For far too many, care in the community has been a poor-quality service. I shall always remember my first meeting with members of the NSF. I turned to one lady and asked, "What is your problem?" She replied, "It is my daughter." I asked, "Where is your daughter?" She said, "I don't know. My daughter will be sleeping on a park bench somewhere in London tonight." That girl and her family were cheated by care in the community. The Economist was surely right when it commented that care in the community


That has been the outcome for some.
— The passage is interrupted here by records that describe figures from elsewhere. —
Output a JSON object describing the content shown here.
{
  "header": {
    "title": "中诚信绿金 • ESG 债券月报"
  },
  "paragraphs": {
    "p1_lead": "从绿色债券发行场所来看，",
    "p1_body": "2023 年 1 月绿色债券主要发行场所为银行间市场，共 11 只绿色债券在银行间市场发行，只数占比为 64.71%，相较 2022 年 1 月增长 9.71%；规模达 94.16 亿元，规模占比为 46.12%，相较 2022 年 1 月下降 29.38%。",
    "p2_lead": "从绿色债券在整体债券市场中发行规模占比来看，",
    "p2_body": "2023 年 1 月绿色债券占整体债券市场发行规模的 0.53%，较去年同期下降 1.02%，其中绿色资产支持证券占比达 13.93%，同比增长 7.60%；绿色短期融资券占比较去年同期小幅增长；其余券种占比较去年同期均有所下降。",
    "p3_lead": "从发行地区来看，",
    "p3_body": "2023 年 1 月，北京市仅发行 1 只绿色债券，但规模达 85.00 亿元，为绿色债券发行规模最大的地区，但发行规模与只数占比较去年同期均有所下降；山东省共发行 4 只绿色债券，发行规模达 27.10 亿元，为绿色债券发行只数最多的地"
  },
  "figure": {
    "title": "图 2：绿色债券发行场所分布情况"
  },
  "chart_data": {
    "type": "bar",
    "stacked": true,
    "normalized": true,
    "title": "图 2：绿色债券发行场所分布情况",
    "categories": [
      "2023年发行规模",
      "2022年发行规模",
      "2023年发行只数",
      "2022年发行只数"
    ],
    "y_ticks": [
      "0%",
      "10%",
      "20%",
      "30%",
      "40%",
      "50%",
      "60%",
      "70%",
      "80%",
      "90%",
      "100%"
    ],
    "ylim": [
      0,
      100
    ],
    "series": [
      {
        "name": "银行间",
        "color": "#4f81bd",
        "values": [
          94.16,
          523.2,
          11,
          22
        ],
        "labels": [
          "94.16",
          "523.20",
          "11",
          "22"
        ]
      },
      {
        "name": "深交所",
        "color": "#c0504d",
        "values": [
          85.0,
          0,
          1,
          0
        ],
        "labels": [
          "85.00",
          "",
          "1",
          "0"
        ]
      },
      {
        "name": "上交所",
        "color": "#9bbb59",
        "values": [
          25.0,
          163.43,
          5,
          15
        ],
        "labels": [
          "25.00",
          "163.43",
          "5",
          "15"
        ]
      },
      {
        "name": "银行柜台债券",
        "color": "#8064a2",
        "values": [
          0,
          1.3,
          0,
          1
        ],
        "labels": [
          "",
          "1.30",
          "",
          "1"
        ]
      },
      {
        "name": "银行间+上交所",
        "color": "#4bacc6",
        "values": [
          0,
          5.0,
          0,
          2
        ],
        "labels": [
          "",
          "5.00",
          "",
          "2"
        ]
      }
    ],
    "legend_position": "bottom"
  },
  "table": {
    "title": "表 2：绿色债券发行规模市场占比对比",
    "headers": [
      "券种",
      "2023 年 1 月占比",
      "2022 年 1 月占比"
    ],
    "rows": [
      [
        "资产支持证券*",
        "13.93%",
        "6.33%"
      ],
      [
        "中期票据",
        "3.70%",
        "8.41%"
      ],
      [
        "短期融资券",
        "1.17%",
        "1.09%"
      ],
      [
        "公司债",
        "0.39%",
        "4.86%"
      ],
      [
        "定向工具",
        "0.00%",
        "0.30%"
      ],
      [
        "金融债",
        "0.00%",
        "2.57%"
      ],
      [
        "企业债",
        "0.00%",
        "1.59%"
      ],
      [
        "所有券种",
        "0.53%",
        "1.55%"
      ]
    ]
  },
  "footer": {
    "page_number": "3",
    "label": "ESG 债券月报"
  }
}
The irony is that some of those who are released into the community for care in the community end up committing crimes and find themselves in a different institution, a prison rather than a hospital.

I welcome the suggestion in The Daily Telegraph of 28 December that the Government will produce a charter for the mentally ill that will provide for easier access to hospital treatment and for consultation with carers and relatives before patients are released into the community. One of the great failings of the care in the community policy is that we have not listened to parents, relatives and carers. All too often, their wishes and knowledge have been ignored. They know the patients best. They should be able to tell psychiatrists more than perhaps psychiatrists sometimes want to hear.

17 Jan 1996 : Column 660

It is not sufficient to produce a charter. It is necessary to produce more beds for the mentally ill. The current supply of beds is an incentive for premature discharge into the community. It underlines the reluctance of some members of the psychiatric profession to keep patients in hospital.

However, my right hon. Friend the Secretary of State has great experience because he was the Minister with responsibility for the mentally ill. I believe that he recognises the problems. My right hon. Friend the Chief Secretary should as well because he is a former Secretary of State for Health. But if we fail to recognise the need for improving the quality of care in the community and the need for more beds for the mentally ill, we shall be failing not only the mentally ill but their relatives, their friends, their neighbours and society at large.